Besides the bad taste in Jonas' mouth, I want to try to frame where the
bad taste in my mouth comes from by asking some questions. Note that I
have no ready responses to these questions, but I think we need to ask them.

If I understand correctly this storage was enabled on August 11th.

Consent
-------

I feel like we're currently balancing on a thin cobweb of fait accompli.
Are such decisions team internal or do they require the consent of the
project?

Should we make it known and visible to people who use Salsa that some of
their data might be stored at a 3rd party company? Is this a consent issue?

How does this entire issue relate to the GDPR?

  - I'm not knowledgeable enough in this area so I cannot reply to this
    question myself.

How does this relate to our Social Contract?

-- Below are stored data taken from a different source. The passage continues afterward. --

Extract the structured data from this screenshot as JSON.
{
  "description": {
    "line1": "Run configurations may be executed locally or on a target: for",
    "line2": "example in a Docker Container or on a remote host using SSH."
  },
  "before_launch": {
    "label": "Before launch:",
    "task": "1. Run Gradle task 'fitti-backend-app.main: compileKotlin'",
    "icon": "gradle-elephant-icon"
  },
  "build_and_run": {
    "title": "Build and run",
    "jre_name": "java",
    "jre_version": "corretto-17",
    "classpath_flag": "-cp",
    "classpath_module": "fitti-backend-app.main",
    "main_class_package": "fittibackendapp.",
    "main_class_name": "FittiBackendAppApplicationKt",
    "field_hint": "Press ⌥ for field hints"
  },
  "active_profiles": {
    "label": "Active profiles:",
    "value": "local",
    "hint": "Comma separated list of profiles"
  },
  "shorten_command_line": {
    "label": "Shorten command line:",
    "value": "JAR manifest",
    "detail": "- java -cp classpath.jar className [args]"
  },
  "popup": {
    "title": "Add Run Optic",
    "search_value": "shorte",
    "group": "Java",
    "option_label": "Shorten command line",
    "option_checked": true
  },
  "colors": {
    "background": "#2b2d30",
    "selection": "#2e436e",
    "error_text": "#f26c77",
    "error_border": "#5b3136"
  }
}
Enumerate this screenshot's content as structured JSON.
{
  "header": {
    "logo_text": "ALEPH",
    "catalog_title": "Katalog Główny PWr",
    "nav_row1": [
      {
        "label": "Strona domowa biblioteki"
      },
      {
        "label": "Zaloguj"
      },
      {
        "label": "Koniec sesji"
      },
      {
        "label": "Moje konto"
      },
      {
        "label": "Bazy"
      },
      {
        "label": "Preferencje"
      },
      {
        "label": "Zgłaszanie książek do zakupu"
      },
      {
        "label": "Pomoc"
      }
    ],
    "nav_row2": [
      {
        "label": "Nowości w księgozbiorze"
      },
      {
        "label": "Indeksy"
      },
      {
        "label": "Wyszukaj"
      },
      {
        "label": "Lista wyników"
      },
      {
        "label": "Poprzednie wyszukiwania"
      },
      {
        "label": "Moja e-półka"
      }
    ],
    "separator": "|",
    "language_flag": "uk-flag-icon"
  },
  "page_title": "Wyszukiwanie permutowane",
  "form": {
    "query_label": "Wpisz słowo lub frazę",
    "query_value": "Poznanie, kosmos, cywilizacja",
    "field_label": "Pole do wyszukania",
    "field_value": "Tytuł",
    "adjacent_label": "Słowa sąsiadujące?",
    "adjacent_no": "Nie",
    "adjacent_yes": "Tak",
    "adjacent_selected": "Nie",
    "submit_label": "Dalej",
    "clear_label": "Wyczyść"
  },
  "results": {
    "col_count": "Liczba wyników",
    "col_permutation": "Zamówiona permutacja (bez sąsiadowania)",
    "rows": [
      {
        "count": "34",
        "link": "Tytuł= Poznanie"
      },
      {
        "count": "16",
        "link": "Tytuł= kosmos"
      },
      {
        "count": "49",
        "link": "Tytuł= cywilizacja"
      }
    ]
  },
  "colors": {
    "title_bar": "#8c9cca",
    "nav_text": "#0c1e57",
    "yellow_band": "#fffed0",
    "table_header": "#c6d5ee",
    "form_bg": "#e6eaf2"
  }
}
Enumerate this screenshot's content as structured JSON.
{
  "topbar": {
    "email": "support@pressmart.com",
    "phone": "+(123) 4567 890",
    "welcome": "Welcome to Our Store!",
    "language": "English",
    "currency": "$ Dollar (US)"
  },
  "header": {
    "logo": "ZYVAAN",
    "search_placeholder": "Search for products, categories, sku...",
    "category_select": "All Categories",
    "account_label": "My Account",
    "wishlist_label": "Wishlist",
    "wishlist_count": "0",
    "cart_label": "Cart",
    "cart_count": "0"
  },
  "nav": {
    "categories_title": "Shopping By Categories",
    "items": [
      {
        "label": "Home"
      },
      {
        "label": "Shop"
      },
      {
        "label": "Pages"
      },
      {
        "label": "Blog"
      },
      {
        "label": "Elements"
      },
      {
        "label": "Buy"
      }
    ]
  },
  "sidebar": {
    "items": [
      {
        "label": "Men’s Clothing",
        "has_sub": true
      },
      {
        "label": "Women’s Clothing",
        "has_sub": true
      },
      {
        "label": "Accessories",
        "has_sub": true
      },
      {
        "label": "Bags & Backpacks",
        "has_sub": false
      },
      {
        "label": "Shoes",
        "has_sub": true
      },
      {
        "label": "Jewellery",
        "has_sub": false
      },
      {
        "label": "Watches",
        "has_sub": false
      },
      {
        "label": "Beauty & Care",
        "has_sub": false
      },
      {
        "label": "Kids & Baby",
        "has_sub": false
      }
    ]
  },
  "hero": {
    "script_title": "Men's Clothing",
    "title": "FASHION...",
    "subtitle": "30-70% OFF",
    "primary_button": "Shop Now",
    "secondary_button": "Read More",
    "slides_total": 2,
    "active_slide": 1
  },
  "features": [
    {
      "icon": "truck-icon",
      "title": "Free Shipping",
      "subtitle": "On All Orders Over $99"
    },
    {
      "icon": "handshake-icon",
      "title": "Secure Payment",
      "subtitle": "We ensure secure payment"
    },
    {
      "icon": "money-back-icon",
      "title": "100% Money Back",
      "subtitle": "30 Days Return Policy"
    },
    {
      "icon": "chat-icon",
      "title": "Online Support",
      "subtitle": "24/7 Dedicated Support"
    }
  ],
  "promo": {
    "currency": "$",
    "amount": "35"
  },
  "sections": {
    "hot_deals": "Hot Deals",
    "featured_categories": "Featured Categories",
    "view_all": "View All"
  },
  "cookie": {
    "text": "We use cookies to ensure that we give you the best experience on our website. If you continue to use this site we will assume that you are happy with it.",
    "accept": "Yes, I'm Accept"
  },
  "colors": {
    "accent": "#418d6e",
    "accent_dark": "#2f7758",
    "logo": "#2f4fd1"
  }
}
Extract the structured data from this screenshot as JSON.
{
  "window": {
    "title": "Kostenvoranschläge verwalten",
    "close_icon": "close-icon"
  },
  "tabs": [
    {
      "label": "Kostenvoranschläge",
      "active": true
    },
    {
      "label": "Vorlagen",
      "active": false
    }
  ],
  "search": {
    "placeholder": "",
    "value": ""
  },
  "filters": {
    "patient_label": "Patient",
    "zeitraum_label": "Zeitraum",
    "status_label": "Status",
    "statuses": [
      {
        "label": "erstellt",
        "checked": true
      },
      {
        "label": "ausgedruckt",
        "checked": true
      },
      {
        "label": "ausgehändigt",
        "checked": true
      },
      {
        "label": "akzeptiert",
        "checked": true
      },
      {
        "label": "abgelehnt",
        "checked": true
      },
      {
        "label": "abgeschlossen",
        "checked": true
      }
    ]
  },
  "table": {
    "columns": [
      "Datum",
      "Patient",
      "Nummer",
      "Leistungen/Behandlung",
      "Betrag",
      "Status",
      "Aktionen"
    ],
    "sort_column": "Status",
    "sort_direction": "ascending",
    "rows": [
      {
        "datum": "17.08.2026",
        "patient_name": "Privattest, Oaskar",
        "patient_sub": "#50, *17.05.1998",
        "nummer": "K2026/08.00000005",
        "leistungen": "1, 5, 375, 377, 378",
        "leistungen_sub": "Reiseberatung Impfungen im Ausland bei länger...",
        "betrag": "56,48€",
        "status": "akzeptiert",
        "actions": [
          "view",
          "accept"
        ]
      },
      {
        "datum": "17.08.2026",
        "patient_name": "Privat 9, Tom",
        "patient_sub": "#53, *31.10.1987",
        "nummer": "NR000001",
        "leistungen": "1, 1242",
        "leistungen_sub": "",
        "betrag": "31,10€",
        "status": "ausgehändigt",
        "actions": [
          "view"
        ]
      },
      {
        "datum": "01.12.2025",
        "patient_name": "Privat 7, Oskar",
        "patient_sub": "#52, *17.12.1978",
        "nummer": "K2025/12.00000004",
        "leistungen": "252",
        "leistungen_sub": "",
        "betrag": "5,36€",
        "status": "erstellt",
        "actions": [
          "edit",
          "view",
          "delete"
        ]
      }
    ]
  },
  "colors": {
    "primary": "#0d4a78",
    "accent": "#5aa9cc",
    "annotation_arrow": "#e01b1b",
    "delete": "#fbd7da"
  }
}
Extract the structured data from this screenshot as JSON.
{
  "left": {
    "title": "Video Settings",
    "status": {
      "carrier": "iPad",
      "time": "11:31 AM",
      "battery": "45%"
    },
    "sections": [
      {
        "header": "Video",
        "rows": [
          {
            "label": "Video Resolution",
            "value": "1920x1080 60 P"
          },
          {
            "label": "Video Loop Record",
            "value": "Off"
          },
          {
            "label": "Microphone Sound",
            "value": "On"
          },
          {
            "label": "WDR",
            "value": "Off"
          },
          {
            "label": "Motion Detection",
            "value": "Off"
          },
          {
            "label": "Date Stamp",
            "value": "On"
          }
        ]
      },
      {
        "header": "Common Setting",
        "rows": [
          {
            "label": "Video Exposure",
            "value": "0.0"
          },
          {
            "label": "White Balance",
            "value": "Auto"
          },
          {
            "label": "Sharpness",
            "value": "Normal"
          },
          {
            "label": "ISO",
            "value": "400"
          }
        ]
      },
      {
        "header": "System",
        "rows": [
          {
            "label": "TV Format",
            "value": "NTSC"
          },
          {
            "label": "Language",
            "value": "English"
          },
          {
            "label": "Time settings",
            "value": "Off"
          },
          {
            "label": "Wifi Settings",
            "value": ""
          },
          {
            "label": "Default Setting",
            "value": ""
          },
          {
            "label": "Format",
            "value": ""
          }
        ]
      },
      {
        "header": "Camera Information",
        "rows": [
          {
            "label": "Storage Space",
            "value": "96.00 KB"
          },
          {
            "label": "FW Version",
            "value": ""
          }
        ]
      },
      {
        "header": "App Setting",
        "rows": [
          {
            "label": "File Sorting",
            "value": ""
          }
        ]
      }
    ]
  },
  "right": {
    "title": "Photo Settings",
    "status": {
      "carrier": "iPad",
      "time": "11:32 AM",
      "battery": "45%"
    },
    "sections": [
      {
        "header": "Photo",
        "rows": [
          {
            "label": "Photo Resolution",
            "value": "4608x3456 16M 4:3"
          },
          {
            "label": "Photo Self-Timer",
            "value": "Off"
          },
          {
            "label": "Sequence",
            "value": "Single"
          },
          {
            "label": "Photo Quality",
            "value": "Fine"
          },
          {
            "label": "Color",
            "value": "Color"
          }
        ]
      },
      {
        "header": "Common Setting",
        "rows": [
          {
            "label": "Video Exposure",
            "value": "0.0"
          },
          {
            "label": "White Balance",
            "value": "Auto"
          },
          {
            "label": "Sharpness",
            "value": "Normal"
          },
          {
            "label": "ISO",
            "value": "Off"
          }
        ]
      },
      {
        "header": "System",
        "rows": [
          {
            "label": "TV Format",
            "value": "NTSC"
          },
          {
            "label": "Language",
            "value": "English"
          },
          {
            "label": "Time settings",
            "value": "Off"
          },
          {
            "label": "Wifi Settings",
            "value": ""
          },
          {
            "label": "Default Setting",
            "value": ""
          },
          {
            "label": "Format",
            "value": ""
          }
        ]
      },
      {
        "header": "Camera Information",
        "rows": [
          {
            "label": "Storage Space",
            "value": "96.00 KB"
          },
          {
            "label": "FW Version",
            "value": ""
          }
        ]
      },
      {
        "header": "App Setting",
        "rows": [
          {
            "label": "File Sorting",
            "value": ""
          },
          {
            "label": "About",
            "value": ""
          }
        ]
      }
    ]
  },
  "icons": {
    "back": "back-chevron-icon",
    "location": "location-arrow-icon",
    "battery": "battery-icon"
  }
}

  - 4. "Our priorities are our users and free software". This is very
    vague but one could argue that this paragraph is not entirely
    respected.

Data
----

Google Cloud storage is tightly linked to their AI & big data analytics
features which I personally find highly questionable. As this
intelligent cute monster feeds on data and metadata, it's part of its
ecosystem to provide free services in order to get more free food.
(Mentioning this because Marco d'Itri was raising the issue of having to
pay for storage.)

Even though the initial email mentioned that only files that are already
publicly accessible are stored there, we have no means to know if this
changes at some point due to some configuration modification on our
side, be it accidental or not. How can we guarantee it won't? Is this
process currently transparent? And if not, how can we make it so?

Have Salsa maintainers enabled the least invasive privacy features for
this service? [0] Is there a means for us as Salsa users to know when
those change? Is there a means to know what they are exactly? I'm not
only concerned about sending identifying information about Salsa users
but also about making it easier for a 3rd party to do metadata analysis.
(I agree this can already be done with data that is public, so this is
not a privacy issue per se. But: it cannot be done as easily, hence my
concern is more about providing free food, i.e. cheap work [1][2] to a
company, and again another concern is about consenting to do so.)

Access
------

While it has been said that all access is currently proxied and no user
identifying data provided to Google, how can we know this remains the
case in the future? Will we be consulted for consent? Is this process
transparent, i.e. can we see this configuration publicly? And if not how
can we make it so?

Thanks for thinking about this kind of proxying in first place, Salsa
team! By proxying, accessing this data will work over Tor and in places
where Google exerts censorship, I suppose and hope. If ever the Salsa
team considers changing this setup, or Google cloud storage changes
their inner functioning, we might lack the possibility for anonymous
access which should be taken into account in order to provide free,
decentralized, captcha-free access to Debian's source code repositories.

Transparency
------------

I believe that privacy should always be the default, as you cannot
opt-out of already leaked information after the fact: there is no way to
go backwards in time. Hence I believe that such issues need to be
treated carefully, transparently and consensually.

To end with, I believe that a self-hosted solution would address all of
these issues.

Cheers,
Ulrike


PS: I have no interest in replying to the question "Are they ethical,
non-proprietary, and decentralized?" on this mailing list as I believe
it will not advance the discussion any further.

Notes:

[0] https://cloud.google.com/security/privacy/
[1]
https://www.ucpress.edu/book/9780520299931/a-history-of-the-world-in-seven-cheap-things
this is about the notion of cheapness and its importance for capitalist
development.
[2]
https://usbeketrica.com/article/quatre-metaphores-pour-une-politique-de-la-donne
this is about why data can be considered as work, see metaphor n° 4.